Five Days Left, by Julie Lawson Timmer
I got this book as part of the First Flights program, which highlights first time authors – sometimes I can read the book (these are for adults) and sometimes I just can’t fit it in before the book club discussion. I’m trying to participate in more of these opportunities. This one follows the lives of two people, each of whom has something shattering that they are each counting down to in five days. I won’t tell you what (spoilers), but this book for adults deals unflinchingly with some really tough subjects, including the onset of Huntington’s Disease. I don’t want to say more – not because I’m being mysterious, but because of how things unfold throughout the book.

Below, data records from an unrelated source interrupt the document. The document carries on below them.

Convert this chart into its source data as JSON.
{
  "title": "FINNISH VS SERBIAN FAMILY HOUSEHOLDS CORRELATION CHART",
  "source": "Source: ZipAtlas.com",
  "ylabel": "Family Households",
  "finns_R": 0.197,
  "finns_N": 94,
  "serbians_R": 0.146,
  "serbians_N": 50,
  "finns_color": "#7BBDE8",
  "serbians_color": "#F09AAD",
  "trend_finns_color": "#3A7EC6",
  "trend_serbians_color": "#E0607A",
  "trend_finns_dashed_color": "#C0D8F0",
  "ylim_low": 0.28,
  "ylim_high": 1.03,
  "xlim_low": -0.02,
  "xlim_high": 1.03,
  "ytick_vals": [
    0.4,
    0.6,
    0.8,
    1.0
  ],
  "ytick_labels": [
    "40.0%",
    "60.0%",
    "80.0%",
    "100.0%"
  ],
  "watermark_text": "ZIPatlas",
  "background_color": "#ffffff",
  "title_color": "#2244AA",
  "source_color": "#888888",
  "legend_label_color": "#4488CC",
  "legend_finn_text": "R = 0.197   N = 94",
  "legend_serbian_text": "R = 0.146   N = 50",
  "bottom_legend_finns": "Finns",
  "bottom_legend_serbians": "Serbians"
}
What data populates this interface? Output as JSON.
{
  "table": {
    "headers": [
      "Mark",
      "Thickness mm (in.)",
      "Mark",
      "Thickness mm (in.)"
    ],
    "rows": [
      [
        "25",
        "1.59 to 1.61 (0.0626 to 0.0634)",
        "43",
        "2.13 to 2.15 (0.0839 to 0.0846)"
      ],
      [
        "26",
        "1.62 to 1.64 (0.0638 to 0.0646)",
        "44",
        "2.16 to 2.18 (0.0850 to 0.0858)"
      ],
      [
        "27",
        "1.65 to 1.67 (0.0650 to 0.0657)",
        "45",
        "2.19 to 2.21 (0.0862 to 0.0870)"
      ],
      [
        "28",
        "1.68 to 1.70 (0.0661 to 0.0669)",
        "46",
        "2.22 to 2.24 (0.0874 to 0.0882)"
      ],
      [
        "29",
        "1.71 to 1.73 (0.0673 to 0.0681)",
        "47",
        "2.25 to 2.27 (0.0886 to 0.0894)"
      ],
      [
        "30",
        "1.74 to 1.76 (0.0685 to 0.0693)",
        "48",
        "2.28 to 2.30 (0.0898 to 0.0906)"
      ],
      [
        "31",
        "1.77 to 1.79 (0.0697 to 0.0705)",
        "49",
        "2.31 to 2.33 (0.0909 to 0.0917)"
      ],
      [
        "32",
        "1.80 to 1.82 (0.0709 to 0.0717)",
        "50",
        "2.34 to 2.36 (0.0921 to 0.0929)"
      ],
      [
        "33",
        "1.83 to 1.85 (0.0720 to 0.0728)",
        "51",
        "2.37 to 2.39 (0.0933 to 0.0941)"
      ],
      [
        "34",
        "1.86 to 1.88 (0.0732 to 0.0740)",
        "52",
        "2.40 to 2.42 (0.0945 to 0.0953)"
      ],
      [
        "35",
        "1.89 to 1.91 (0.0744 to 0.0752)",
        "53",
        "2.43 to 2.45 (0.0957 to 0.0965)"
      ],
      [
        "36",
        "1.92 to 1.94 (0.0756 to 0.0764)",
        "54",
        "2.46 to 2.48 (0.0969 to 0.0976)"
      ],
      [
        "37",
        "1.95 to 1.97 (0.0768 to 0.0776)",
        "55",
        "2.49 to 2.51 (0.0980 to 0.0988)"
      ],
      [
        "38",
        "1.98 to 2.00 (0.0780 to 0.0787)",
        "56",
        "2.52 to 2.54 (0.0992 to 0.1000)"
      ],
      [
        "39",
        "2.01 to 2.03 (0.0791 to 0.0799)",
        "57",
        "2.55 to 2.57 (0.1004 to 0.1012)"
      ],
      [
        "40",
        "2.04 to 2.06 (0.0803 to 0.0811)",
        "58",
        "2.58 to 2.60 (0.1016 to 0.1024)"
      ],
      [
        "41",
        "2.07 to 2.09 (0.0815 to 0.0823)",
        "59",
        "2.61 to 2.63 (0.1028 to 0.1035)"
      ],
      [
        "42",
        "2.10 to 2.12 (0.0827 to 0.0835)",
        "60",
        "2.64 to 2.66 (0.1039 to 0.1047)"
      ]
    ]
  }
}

The Copper Beech, by Maeve Binchy
Are you tired of my Maeve Binchy fix yet? I intersperse between my other audio delights. This one is more tied together a story than the other two I’ve shared recently, but the format is still to focus on one person or family unit and explore their perspective on the other stories the reader knows. Still lovely voice characterization, and storytelling that loops the reader around full circle to a deeper understanding to the characters which have come before.
I’ll share more with you sooner than usual.